Da Cassolnovo al sogno di partecipare insieme alla nazionale italiana di skeleton alle prossime Olimpiadi invernali in programma a Milano e a Cortina nel 2026. Pietro Drovanti, campione italiano di skeleton racconta in che modo ha avuto origine la sua passione per l’agonismo e in che modo è riuscito a farsi strada in questa pratica sportiva.
«Mi sono avvicinato allo sport quando avevo 10 anni – racconta Pietro Drovanti – con il salto dell’asta. Successivamente, ho cominciato a pendere parte ai campionati italiani, questo da quando avevo 16 anni. Poi mi sono spostato e concentrato sulla velocità, facendo sia i 100 metri sia i 200. Da questo punto di vista, però, non ho ottenuto grandi risultati».
SOGNI Capita anche agli atleti più famosi di capire in un secondo momento quale deve essere la strada da percorrere. Per Drovanti, in particolare, la svolta decisiva è arrivata con lo skeleton. «5 anni fa -ricorda- iniziavano a circolare dei rumors secondo i quali l’Italia avrebbe potuto ospitare nel 2026 le Olimpiadi invernali. Allo stadio Dante Merlo, mentre mi stavo allenando, è arrivato proprio un allenatore di skeleton, che ci ha informati in merito all’eventualità di sottoporsi a delle selezioni per entrare in nazionale». Ecco che il sogno di indossare la maglia della propria nazionale è diventato realtà. «E’ stata dura, molto dura. Bisognava impegnarsi e praticamente con scadenza annuale riuscire a mantenere il proprio livello. Ho lottato, senza arrendermi mai e alla fine sono riuscito anche a rimanere nel giro della nazionale».

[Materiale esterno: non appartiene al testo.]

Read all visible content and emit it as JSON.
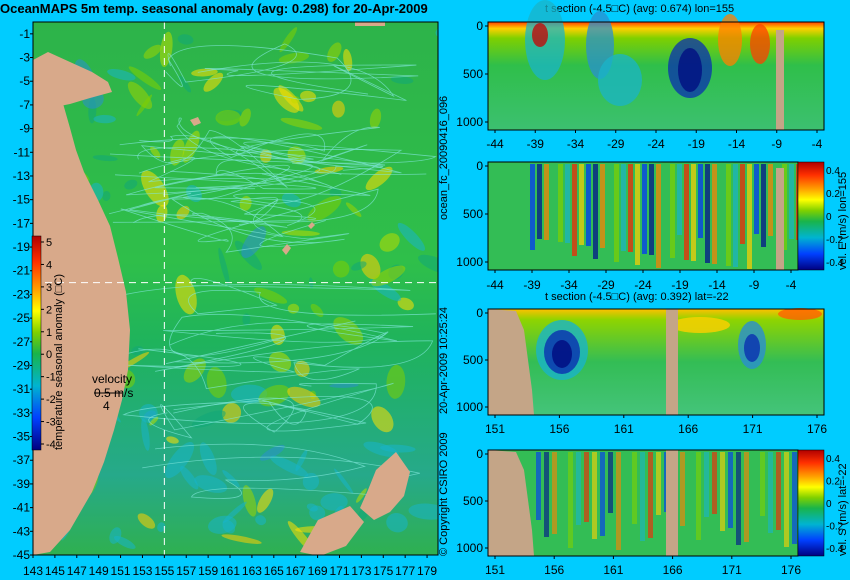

CRESCERE Passo dopo passo, con impegno e dedizione, si riesce a raggiungere e tagliare grandi traguardi. «Ho avuto l’opportunità di allenarmi e di entrare nel giro della nazionale A: un’esperienza davvero importante e proficua per me. Due anni fa, a svolta definitiva: ho effettuato il mio esordio ai campionati del mondo che si sono svolti a St.Moritz. Da quel momento in avanti, non ho più smesso di continuare a migliorare». A Budenz, in Germania, nel 2022 la vittoria dell’Europeo: «Ho affrontato un tedesco che per vari motivi era favorito. Si tratta di un momento che non dimenticherò mai». E per migliorare, vanno anche fatti sacrifici: «Con un preparatore di Abbiategrasso, hp iniziato un percorso di potenziamento della forza l’anno scorso. Grazie al suo aiuto e ai suoi consigli, ho raggiunto un altro obiettivo: la vittoria dei campionati italiani a Cortina».
Proprio lo scorso settembre, il giovane atleta lomellino ha trasmesso ulteriore soddisfazione alla sua Cassolnovo. Ma ora, lo sguardo di Pietro Drovanti è rivolto interamente e esclusivamente al fatidico 2026: «Sarà molto difficile, ne sono ampiamente consapevole, ma farò di tutto per riuscire a realizzare questo sogno. Sono onorato e contento di aver rappresentato anche il mio territorio in diverse occasioni importanti». Il 10 ottobre, intanto è partita ufficialmente la stagione invernale, con Drovanti che ha iniziato gli allenamenti a Lillehammer in Norvegia. Successivamente si trasferirà a Sigulda, in Lettonia. Anche quest’anno Drovanti gareggerà in Coppa Europa, alla ricerca di buoni piazzamenti e podi.